Böyle fırsatların rüzgarını arkasına alarak yükselmiş yöneticiler
A) “Tribünlere oynamak” diye tabir edebileceğimiz, hızlı geri dönüş yapacak işlere odaklanmak, uzun vadede geri dönüş yapacak zahmetli işlere kalkışmamak eğilimi gösterebilirler
B) Bu yöneticiler, GDO lu –Göz Doldurucu Olarak- yürütülmüş kariyer gelişim süreci sonucunda, bulundukları pozisyonların gereği olan yetkinliklere bütünüyle sahip olmadıkları için, TEHDİT oluşturabileceğini düşünerek, kendilerinden daha çok şey bilen LİYAKAT sahibi çalışanları engelleyici iş yürütme biçimlerini benimseyebilirler. (Peter İlkesi)
C) Sorumlulukları artıkça bilgisizliklerini gizlemek için daha kritik, daha mesafeli ve kaba olmaya başlayabilir, sürekli meşgul olduklarını ifade ederek yeni projeler almaktansa KONFOR ALANLARINDAKİ işleri tekrar tekrar yapmaya eğilimli olabilirler (Danning-Kruger Sendromu & Aktif Durağanlık)
ÇÖZÜM ÖNERİSİ (Alıntı)
1. Herhangi bir kişi, mesele veya durum karşısında ilk tepkinizi geçici kabul edin. Ne kadar cazip olursa olsun, tepkinizi test edene kadar sahiplenmeyi reddedin.
2. Neden yaptığınız şekilde tepki verdiğinize karar verin. Tepkinizi bir başkasından -ebeveyn veya bir arkadaş-, bir ünlüden veya televizyondaki kurgusal bir ‘karakterden ödünç alıp almadığınızı düşünün. Mümkünse bu şekilde tepki vermenize hangi özel koşulların neden olduğunu belirleyin.
3. Söz konusu kişi, mesele veya durum karşısında verebileceğiniz diğer tepki seçeneklerini düşünün.
4. Diğer tepkilerden bir tanesinin sizin ilk tepkinizden daha uygun olup olmadığını kendinize sorun. Bu soruyu yanıtladığınızda, sizi koşullandıran etkilere direnin. (“Eleştirel Düşünme İçin Bir Rehber” Kitabından)

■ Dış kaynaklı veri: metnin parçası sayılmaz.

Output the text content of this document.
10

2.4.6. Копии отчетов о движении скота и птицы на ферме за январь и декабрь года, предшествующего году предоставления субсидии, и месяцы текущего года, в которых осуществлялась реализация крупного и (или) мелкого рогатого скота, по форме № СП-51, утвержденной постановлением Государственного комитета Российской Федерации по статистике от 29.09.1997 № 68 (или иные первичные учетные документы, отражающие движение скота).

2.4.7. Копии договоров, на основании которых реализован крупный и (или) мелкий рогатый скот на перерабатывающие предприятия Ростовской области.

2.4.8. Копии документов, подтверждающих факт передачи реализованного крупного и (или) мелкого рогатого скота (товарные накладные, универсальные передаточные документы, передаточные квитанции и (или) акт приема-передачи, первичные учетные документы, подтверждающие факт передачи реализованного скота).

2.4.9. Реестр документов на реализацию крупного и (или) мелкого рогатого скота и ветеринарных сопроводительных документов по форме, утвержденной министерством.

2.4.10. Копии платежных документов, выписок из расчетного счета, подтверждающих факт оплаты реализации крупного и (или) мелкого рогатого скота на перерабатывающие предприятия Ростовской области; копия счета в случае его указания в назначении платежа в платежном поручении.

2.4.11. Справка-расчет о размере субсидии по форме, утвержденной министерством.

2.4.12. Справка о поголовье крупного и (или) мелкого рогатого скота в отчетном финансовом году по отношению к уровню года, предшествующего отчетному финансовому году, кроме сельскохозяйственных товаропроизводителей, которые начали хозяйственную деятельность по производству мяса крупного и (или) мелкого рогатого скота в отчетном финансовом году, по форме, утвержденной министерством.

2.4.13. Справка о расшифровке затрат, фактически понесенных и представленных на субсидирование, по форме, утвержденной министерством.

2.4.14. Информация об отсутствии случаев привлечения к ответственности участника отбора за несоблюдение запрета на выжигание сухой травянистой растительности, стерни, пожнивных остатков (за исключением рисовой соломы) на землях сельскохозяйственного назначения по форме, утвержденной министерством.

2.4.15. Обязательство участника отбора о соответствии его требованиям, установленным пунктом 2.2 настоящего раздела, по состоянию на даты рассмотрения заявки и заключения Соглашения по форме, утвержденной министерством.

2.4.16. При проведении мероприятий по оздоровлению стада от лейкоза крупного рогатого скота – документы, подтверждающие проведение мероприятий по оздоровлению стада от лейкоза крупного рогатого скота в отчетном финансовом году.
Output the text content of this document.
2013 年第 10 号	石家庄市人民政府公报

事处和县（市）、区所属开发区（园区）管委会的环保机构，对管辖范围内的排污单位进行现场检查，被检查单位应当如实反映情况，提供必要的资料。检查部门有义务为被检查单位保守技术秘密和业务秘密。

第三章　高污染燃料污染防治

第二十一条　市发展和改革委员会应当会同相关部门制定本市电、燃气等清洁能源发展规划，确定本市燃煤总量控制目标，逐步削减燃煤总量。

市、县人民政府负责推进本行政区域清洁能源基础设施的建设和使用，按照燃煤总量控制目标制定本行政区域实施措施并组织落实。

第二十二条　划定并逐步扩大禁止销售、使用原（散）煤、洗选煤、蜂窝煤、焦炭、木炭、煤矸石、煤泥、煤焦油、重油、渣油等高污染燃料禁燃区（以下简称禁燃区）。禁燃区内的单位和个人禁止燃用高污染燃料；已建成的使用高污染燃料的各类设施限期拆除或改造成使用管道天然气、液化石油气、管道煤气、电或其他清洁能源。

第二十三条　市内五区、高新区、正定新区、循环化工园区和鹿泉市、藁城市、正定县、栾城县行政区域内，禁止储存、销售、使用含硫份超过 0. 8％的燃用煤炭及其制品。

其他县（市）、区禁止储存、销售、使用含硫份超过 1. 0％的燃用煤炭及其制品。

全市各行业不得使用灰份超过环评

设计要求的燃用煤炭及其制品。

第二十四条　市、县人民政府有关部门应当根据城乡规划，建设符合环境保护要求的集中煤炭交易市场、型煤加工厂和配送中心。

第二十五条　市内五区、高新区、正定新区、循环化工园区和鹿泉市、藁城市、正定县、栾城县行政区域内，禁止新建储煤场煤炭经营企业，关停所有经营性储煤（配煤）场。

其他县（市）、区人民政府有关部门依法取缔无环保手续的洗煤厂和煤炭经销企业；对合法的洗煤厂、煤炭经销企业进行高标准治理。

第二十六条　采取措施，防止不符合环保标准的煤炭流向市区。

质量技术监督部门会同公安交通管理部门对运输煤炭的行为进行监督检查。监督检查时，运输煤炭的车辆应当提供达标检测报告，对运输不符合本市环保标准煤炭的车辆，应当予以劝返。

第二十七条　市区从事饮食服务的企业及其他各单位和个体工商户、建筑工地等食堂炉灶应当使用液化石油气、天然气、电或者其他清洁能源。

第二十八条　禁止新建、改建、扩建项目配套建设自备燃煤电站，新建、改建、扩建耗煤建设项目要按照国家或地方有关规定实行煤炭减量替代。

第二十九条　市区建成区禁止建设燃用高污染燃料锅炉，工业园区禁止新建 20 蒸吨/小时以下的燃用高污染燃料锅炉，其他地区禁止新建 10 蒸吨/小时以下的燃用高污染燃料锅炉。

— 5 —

Yönetim pozisyonlarına atamalar yaparken dikkatli olduğumuz bir hafta olması dileğiyle : )
Selim Geçit
Şubat 2019
İlham Kaynakları & Okuma Önerileri
PETER İLKESİ
Dr.Laurance J.Peter ve Raymond Hull (1968. ISBN 978-0061699061) Kaynak; İsmail Kavurmacı (kavurmaci.net)Dr.Laurance J.Peter ve Raymond Hull tarafından tarafından yazılan Peter İlkesi adlı kitap 1968 yılında Amerika’da yayınlandıktan sonra satış patlaması yaşanmış, kitabın gördüğü ilgiden dolayı aynı yazarlar tarafından yazılan Peter’in Reçeteleri ve Peter’in Görüşleri isimleri ile yayınlanan diğer kitaplar ilk kitapta olduğu kadar yeteri ilgiyi görmemiştir. Her üç kitapta 1984 yılında Türkçe’ye çevrilmiş, ikinci baskıları sonrası raflardan kalkmıştır.Meraklı okuyucular belki hala kitapçıların raflarında kalmış eski baskılarını bulabileceklerdir.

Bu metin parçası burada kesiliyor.